— Эй, Васька! — крикнул Семихвост и добежал к двери храмового пристроя. — Братцы, живые ли вы?
Весело крякнул отодвигаемый запор, радостно пропела открываемая дверь и на свет явился смущенный Васька Бессол. Следом за ним с низко опущенной головой вышел Петрило. Радостный Николка обнял Бессола, поклонился воеводе и побежал к сенному сараю.
— Будьте здравы, господа новгородцы, — весело сказал кормщик Кряж.
— Кто вы? — тихо спросил Петрило.
— Земляки твои, — отвечал Кряж.
Васька Бессол, отойдя в сторону, истово молился, шепча слова благодарности богородице-заступнице. А из отворенных дверей сенного сарая выбегали уже, выходили и выползали обросшие, бледные, расхристанные полоняники.
— Давно ушли биары? — спросил Кряж.
— Только, что, перед вашим приходом, — отвечал Петрило. — Сунули нам узелок со снедью и ушли.
— Пожалели, значит, — удивился кормщик. — Отчего же не выпустили вас на волю?
— Того не ведаю, — тихо сказал Петрило.
Васька Бессол, окончив молитву свою, неспешным шагом двинулся к широкому крыльцу храма. Понимал, что пусто внутри, да он и не думал уже о золоте, будь оно неладно, просто захотелось взглянуть на то местечко, к которому так долго стремились, из-за которого так много страдали-мытарились. Скрипнули ступени, пропела тяжелая дверь.

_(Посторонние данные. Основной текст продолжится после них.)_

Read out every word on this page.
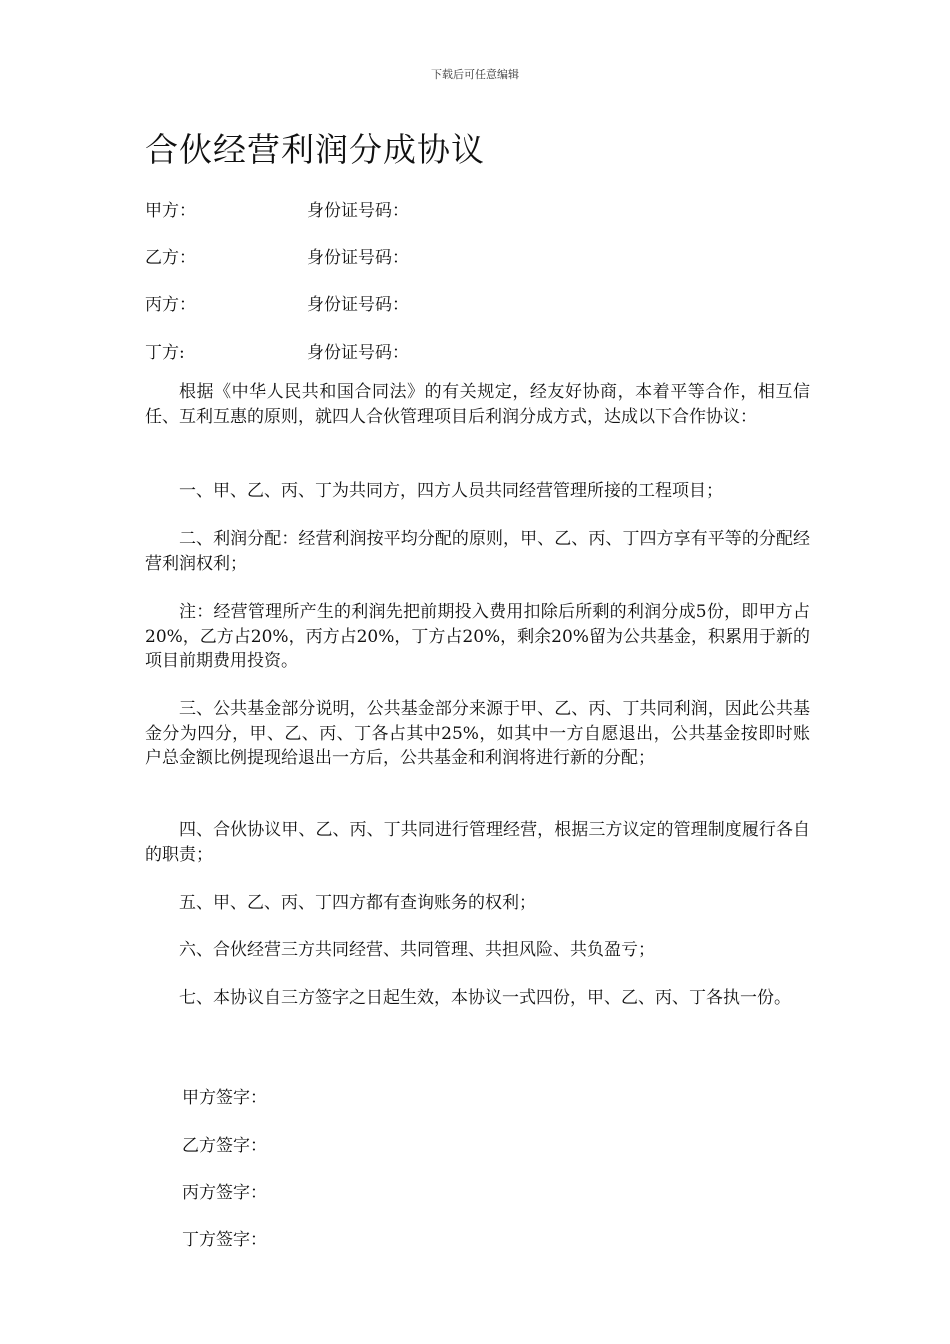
下载后可任意编辑
合伙经营利润分成协议
甲方：	身份证号码：
乙方：	身份证号码：
丙方：	身份证号码：
丁方:	身份证号码：

根据《中华人民共和国合同法》的有关规定，经友好协商，本着平等合作，相互信任、互利互惠的原则，就四人合伙管理项目后利润分成方式，达成以下合作协议：

一、甲、乙、丙、丁为共同方，四方人员共同经营管理所接的工程项目；

二、利润分配：经营利润按平均分配的原则，甲、乙、丙、丁四方享有平等的分配经营利润权利；

注：经营管理所产生的利润先把前期投入费用扣除后所剩的利润分成5份，即甲方占20%，乙方占20%，丙方占20%，丁方占20%，剩余20%留为公共基金，积累用于新的项目前期费用投资。

三、公共基金部分说明，公共基金部分来源于甲、乙、丙、丁共同利润，因此公共基金分为四分，甲、乙、丙、丁各占其中25%，如其中一方自愿退出，公共基金按即时账户总金额比例提现给退出一方后，公共基金和利润将进行新的分配；

四、合伙协议甲、乙、丙、丁共同进行管理经营，根据三方议定的管理制度履行各自的职责；

五、甲、乙、丙、丁四方都有查询账务的权利；

六、合伙经营三方共同经营、共同管理、共担风险、共负盈亏；

七、本协议自三方签字之日起生效，本协议一式四份，甲、乙、丙、丁各执一份。

甲方签字：
乙方签字：
丙方签字：
丁方签字：
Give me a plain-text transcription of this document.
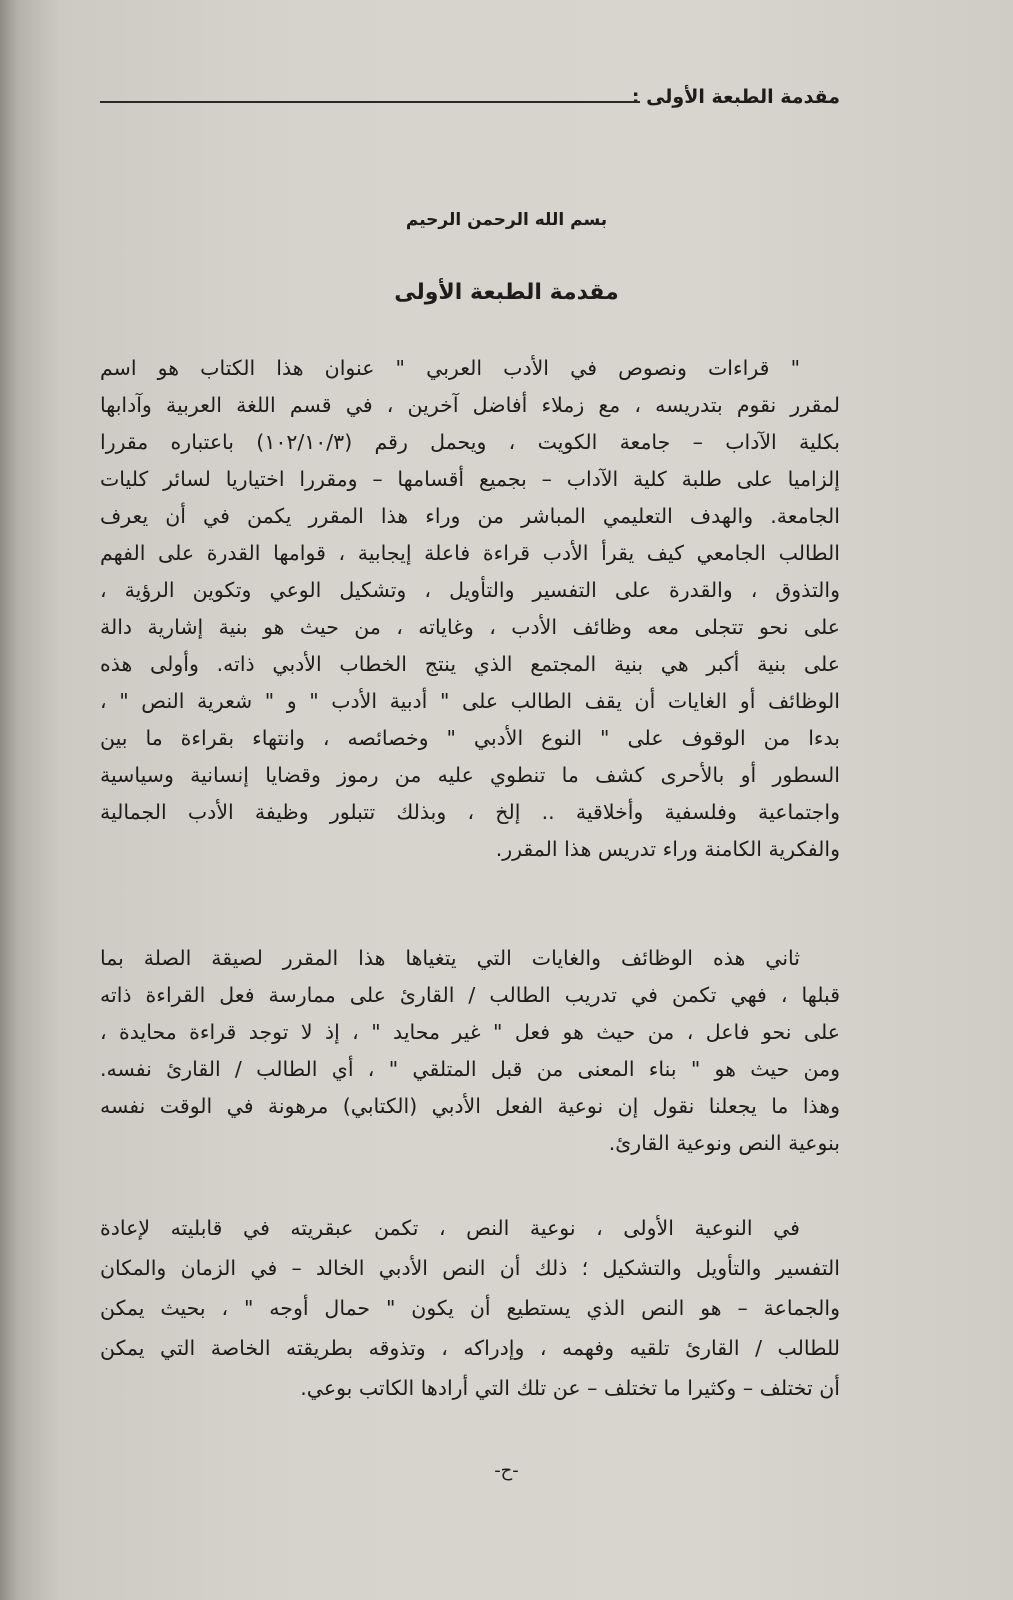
مقدمة الطبعة الأولى :
بسم الله الرحمن الرحيم
مقدمة الطبعة الأولى
" قراءات ونصوص في الأدب العربي " عنوان هذا الكتاب هو اسم
لمقرر نقوم بتدريسه ، مع زملاء أفاضل آخرين ، في قسم اللغة العربية وآدابها
بكلية الآداب – جامعة الكويت ، ويحمل رقم (١٠٢/١٠/٣) باعتباره مقررا
إلزاميا على طلبة كلية الآداب – بجميع أقسامها – ومقررا اختياريا لسائر كليات
الجامعة. والهدف التعليمي المباشر من وراء هذا المقرر يكمن في أن يعرف
الطالب الجامعي كيف يقرأ الأدب قراءة فاعلة إيجابية ، قوامها القدرة على الفهم
والتذوق ، والقدرة على التفسير والتأويل ، وتشكيل الوعي وتكوين الرؤية ،
على نحو تتجلى معه وظائف الأدب ، وغاياته ، من حيث هو بنية إشارية دالة
على بنية أكبر هي بنية المجتمع الذي ينتج الخطاب الأدبي ذاته. وأولى هذه
الوظائف أو الغايات أن يقف الطالب على " أدبية الأدب " و " شعرية النص " ،
بدءا من الوقوف على " النوع الأدبي " وخصائصه ، وانتهاء بقراءة ما بين
السطور أو بالأحرى كشف ما تنطوي عليه من رموز وقضايا إنسانية وسياسية
واجتماعية وفلسفية وأخلاقية .. إلخ ، وبذلك تتبلور وظيفة الأدب الجمالية
والفكرية الكامنة وراء تدريس هذا المقرر.
ثاني هذه الوظائف والغايات التي يتغياها هذا المقرر لصيقة الصلة بما
قبلها ، فهي تكمن في تدريب الطالب / القارئ على ممارسة فعل القراءة ذاته
على نحو فاعل ، من حيث هو فعل " غير محايد " ، إذ لا توجد قراءة محايدة ،
ومن حيث هو " بناء المعنى من قبل المتلقي " ، أي الطالب / القارئ نفسه.
وهذا ما يجعلنا نقول إن نوعية الفعل الأدبي (الكتابي) مرهونة في الوقت نفسه
بنوعية النص ونوعية القارئ.
في النوعية الأولى ، نوعية النص ، تكمن عبقريته في قابليته لإعادة
التفسير والتأويل والتشكيل ؛ ذلك أن النص الأدبي الخالد – في الزمان والمكان
والجماعة – هو النص الذي يستطيع أن يكون " حمال أوجه " ، بحيث يمكن
للطالب / القارئ تلقيه وفهمه ، وإدراكه ، وتذوقه بطريقته الخاصة التي يمكن
أن تختلف – وكثيرا ما تختلف – عن تلك التي أرادها الكاتب بوعي.
-ح-
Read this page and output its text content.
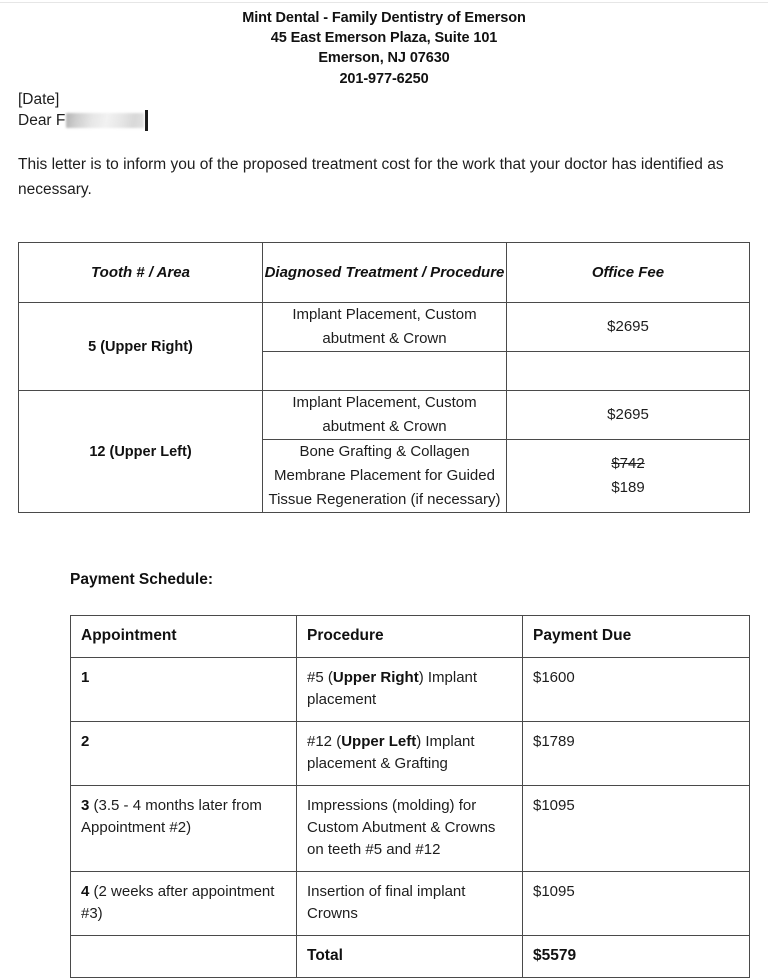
Mint Dental - Family Dentistry of Emerson
45 East Emerson Plaza, Suite 101
Emerson, NJ 07630
201-977-6250
[Date]
Dear F
This letter is to inform you of the proposed treatment cost for the work that your doctor has identified as necessary.
Tooth # / Area	Diagnosed Treatment / Procedure	Office Fee
5 (Upper Right)	Implant Placement, Custom abutment & Crown	$2695

12 (Upper Left)	Implant Placement, Custom abutment & Crown	$2695
	Bone Grafting & Collagen Membrane Placement for Guided Tissue Regeneration (if necessary)	$742
$189
Payment Schedule:
Appointment	Procedure	Payment Due
1	#5 (Upper Right) Implant placement	$1600
2	#12 (Upper Left) Implant placement & Grafting	$1789
3 (3.5 - 4 months later from Appointment #2)	Impressions (molding) for Custom Abutment & Crowns on teeth #5 and #12	$1095
4 (2 weeks after appointment #3)	Insertion of final implant Crowns	$1095
	Total	$5579
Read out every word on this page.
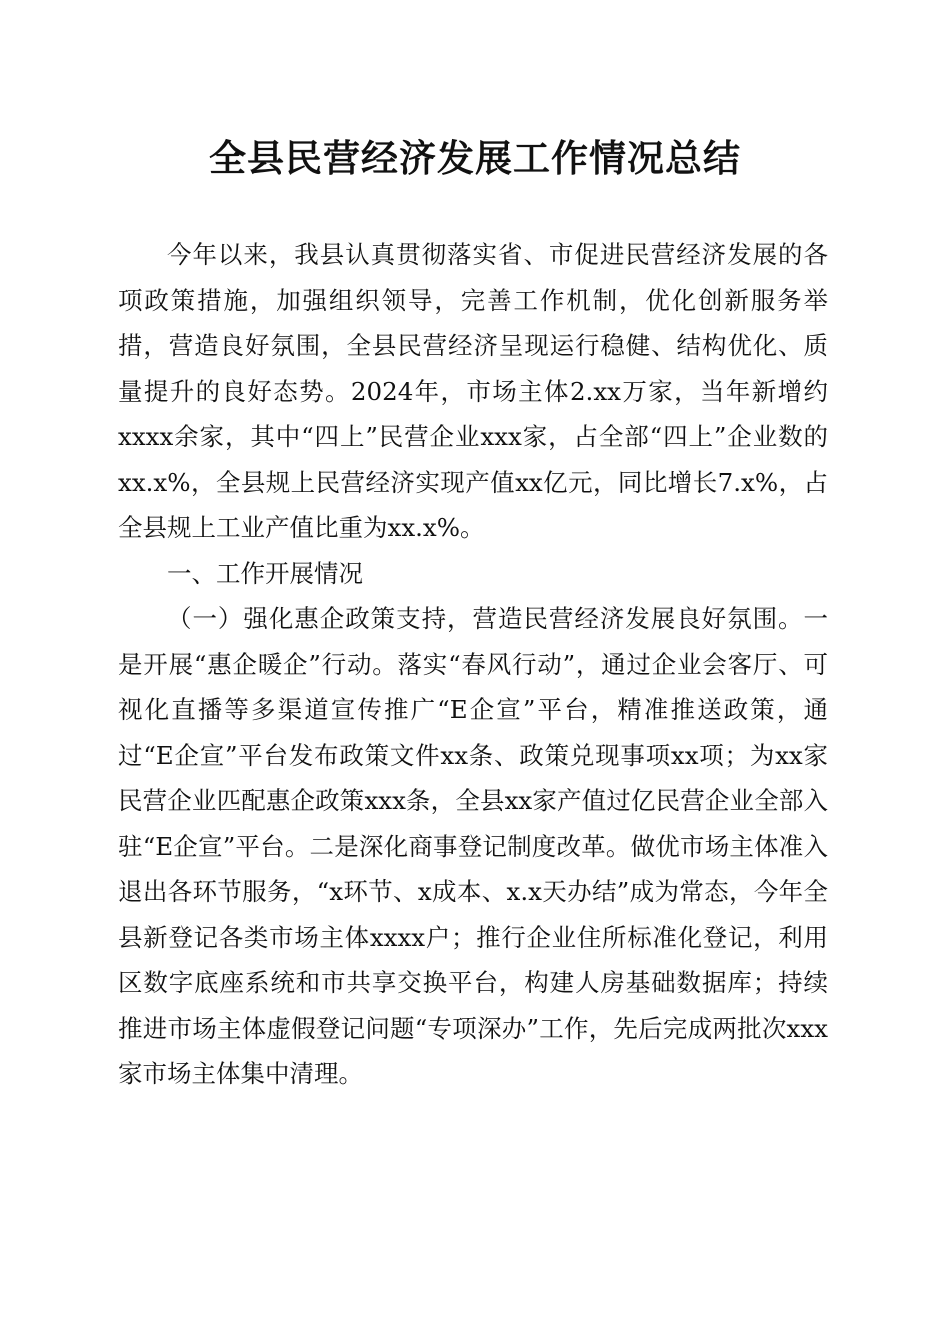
全县民营经济发展工作情况总结

今年以来，我县认真贯彻落实省、市促进民营经济发展的各项政策措施，加强组织领导，完善工作机制，优化创新服务举措，营造良好氛围，全县民营经济呈现运行稳健、结构优化、质量提升的良好态势。2024年，市场主体2.xx万家，当年新增约xxxx余家，其中“四上”民营企业xxx家，占全部“四上”企业数的xx.x%，全县规上民营经济实现产值xx亿元，同比增长7.x%，占全县规上工业产值比重为xx.x%。

一、工作开展情况

（一）强化惠企政策支持，营造民营经济发展良好氛围。一是开展“惠企暖企”行动。落实“春风行动”，通过企业会客厅、可视化直播等多渠道宣传推广“E企宣”平台，精准推送政策，通过“E企宣”平台发布政策文件xx条、政策兑现事项xx项；为xx家民营企业匹配惠企政策xxx条，全县xx家产值过亿民营企业全部入驻“E企宣”平台。二是深化商事登记制度改革。做优市场主体准入退出各环节服务，“x环节、x成本、x.x天办结”成为常态，今年全县新登记各类市场主体xxxx户；推行企业住所标准化登记，利用区数字底座系统和市共享交换平台，构建人房基础数据库；持续推进市场主体虚假登记问题“专项深办”工作，先后完成两批次xxx家市场主体集中清理。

Внутри было сумрачно и тихо. Закутанный в рванье истукан с переломленной рукой равнодушно зиял пустыми глазницами, сквозь дырявую стену за спиной его вливались в храм золотые потоки солнца.
Казалось, что только эти сияющие столбы поддерживают готовое рухнуть строение, и взгляд невольно скользил по ним, рвался наружу в прекрасный, теплый, вольный мир с его синью, зеленью и ласковым шепотом листвы.
Подошел Николка, заглянул через плечо»
— Пусто? — спросил без надежды. Васька не ответил, не кивнул даже.
— Ну и ладно! — Николка бесшабашно махнул рукой. — Живы-здоровы, из полона выбрались, чего еще надо? Слава тебе, Господи!
Долгое, ожидание утомило душу, хотелось, наконец, исхода и освобождения, поэтому Светобор хмуро, с неудовольствием наблюдал, как тяжело и медленно шел Петрило к камскому берегу. Порывы ветра раскачивали усохшее, обвешанное тряпьем тело, на изможденном лице тоскливо тускнели усталые глаза, и в нем трудно было узнать дерзкого забияку, с которым Светобор когда-то рубился на мечах. Тогда он прервал полет смертоносного лезвия, чтоб добить словом и вполне насладиться униженьем сильного, ловкого, почти равного супостата. На этот раз перед ним был слабый, раздавленный, несчастный человек, и невольно теплая струйка жалости просочилась в твердый камень мужского сердца. Светобор сжал зубы и нахмурился еще сильнее.